Dass gut ein Jahr nach einer Konferenz auch schon die dazugehörige Publikation nachgereicht werden kann, ist keine Selbstverständlichkeit. Möglich gemacht haben dies zu allererst die Beitragenden sowie die Übersetzerinnen und Übersetzer, die sich alle an die relativ straffen Zeitvorgaben gehalten haben, wofür wir ihnen als Herausgeberin und Herausgeber herzlich danken möchten. Gedankt sei an dieser Stelle der Università degli Studi di Trieste und den anderen Förderern, die Mittel für die Übersetzung einzelner Beiträge bereitgestellt haben, Claudia Mayr-Veselinović für ihre tatkräftige Mitarbeit bei der Organisation der Tagung und der redaktionellen Betreuung der Texte sowie Rolf Parr und Till Dembeck, die uns die Möglichkeit eröffnet haben, den Band in der Reihe „Literarische Mehrsprachigkeit/Literary Multilingualism“ zu publizieren. Unser besonderer Dank gilt schließlich der Universität Graz und dem Wissenschaftlichen Forschungszentrum der Slowenischen Akademie der Wissenschaften und Künste für die großzügige Förderung des Gesamtprojekts, das im Herbst dieses Jahres mit dem Erscheinen der slowenischen Fassung dieses Bandes im Verlag ZRC SAZU seinen vorläufigen Abschluss finden wird.

Graz und Ljubljana, Mai 2019 Andreas Leben und Alenka Koron

Auf dem Weg zu literarischer Mehrsprachigkeit

Andreas Leben (Graz), Alenka Koron (Ljubljana)

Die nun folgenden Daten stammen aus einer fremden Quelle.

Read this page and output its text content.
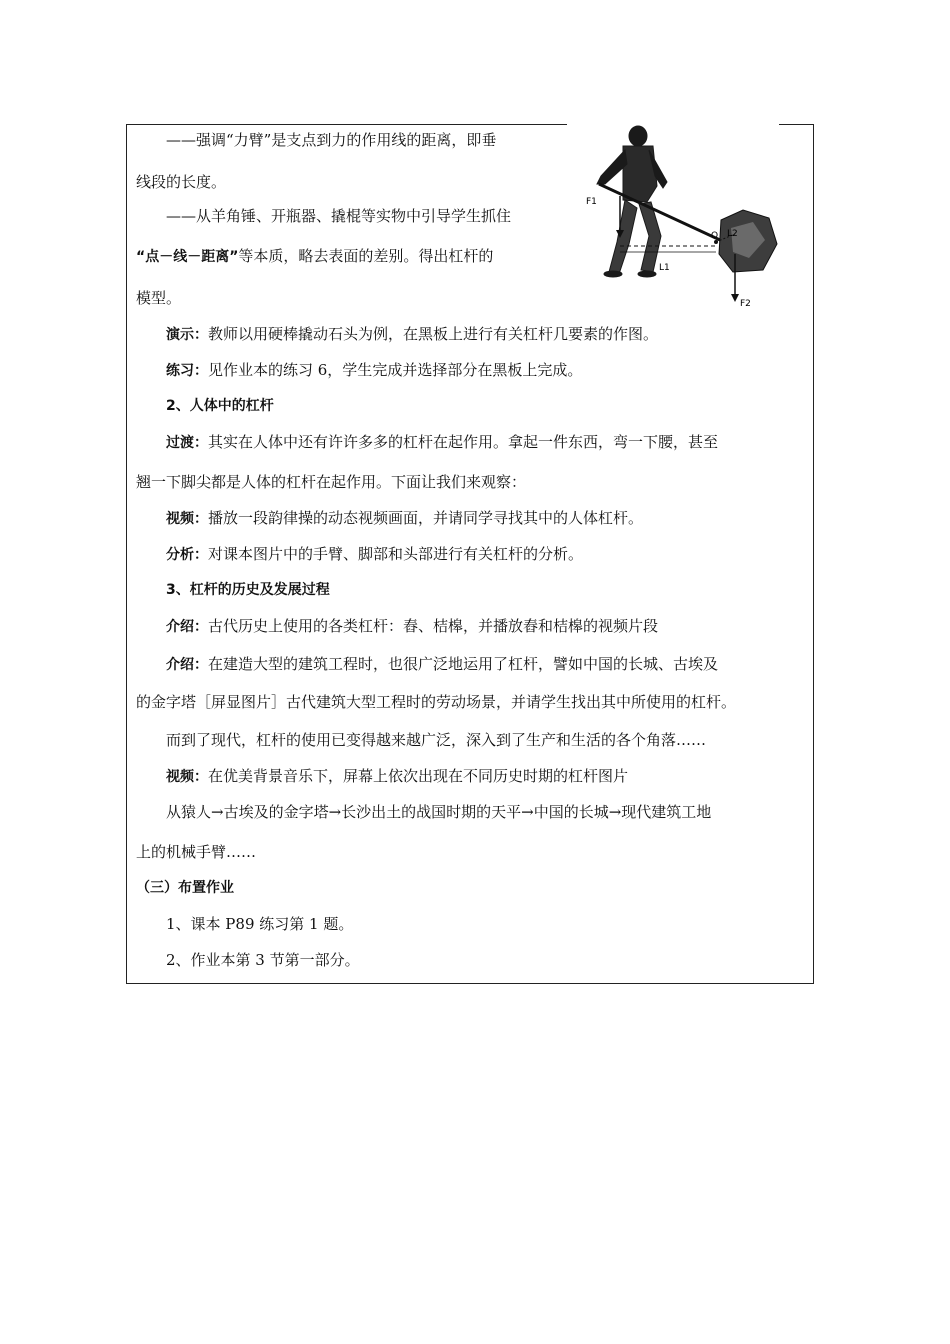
F1
F2
O
L1
L2
——强调“力臂”是支点到力的作用线的距离，即垂
线段的长度。
——从羊角锤、开瓶器、撬棍等实物中引导学生抓住
“点－线－距离”等本质，略去表面的差别。得出杠杆的
模型。
演示：教师以用硬棒撬动石头为例，在黑板上进行有关杠杆几要素的作图。
练习：见作业本的练习 6，学生完成并选择部分在黑板上完成。
2、人体中的杠杆
过渡：其实在人体中还有许许多多的杠杆在起作用。拿起一件东西，弯一下腰，甚至
翘一下脚尖都是人体的杠杆在起作用。下面让我们来观察：
视频：播放一段韵律操的动态视频画面，并请同学寻找其中的人体杠杆。
分析：对课本图片中的手臂、脚部和头部进行有关杠杆的分析。
3、杠杆的历史及发展过程
介绍：古代历史上使用的各类杠杆：舂、桔槔，并播放舂和桔槔的视频片段
介绍：在建造大型的建筑工程时，也很广泛地运用了杠杆，譬如中国的长城、古埃及
的金字塔［屏显图片］古代建筑大型工程时的劳动场景，并请学生找出其中所使用的杠杆。
而到了现代，杠杆的使用已变得越来越广泛，深入到了生产和生活的各个角落……
视频：在优美背景音乐下，屏幕上依次出现在不同历史时期的杠杆图片
从猿人→古埃及的金字塔→长沙出土的战国时期的天平→中国的长城→现代建筑工地
上的机械手臂……
（三）布置作业
1、课本 P89 练习第 1 题。
2、作业本第 3 节第一部分。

Mit seiner Themensetzung, der literarischen Mehrsprachigkeit im österreichischen und slowenischen Kontext, positioniert sich der vorliegende Band an einer Schnittstelle slawistischer, germanistischer, romanistischer und komparatistischer Forschung. Länder-, regionen- und sprachenübergreifende Vergleiche sind im literaturwissenschaftlichen Feld gewiss keine Seltenheit, sie zielen in der Regel jedoch auf Fragestellungen ab, die eine eingehendere Befassung mit den dahinterstehenden nationalen literarischen Systemen nicht unbedingt erforderlich machen. Eben diese Absicht liegt den hier versammelten Beiträgen zugrunde, die ausgehend von den heutigen literarischen Verhältnissen die Rahmenbedingungen literarischer Mehrsprachigkeit, aber auch das Neben- und Miteinander mehrsprachiger Literaturen anhand zweier nationaler bzw. staatlicher Gebilde, nämlich Österreich und Slowenien, aufeinander beziehen. Die beiden Nachbarländer scheinen für einen solchen Zugang nicht nur aufgrund zahlreicher historischer, politischer und kultureller Gemeinsamkeiten und Verwerfungen besonders geeignet, sondern auch weil sie trotz ihrer gewachsenen sprachlichen Vielfalt auch ein Beispiel für die Wirkmächtigkeit homogenisierender nationaler Ideen sind. Monolinguale Nationalliteraturen mögen in der Tat „eine allenfalls pragmatisch zu rechtfertigende Fiktion“ (Schmitz-Emans 2004: 11) sein, nichtsdestoweniger ist hier die Hegemonie des Deutschen, dort die Hegemonie des Slowenischen nicht zu übersehen, weshalb der Blick auf Minderheiten-, Migrations- anderssprachige oder mehrsprachige Literaturen in beiden Ländern lange Zeit verdeckt blieb. Einleitend sei daher zumindest skizzenhaft auf die Entstehung und die Auswirkungen dieser hegemonialen Verhältnisse eingegangen, die sowohl für die mehrsprachige literarische Produktion als auch für die literaturwissenschaftliche Auseinandersetzung mit diesem Phänomen von maßgeblicher Bedeutung sind, die aber signifikante Unterschiede aufweisen.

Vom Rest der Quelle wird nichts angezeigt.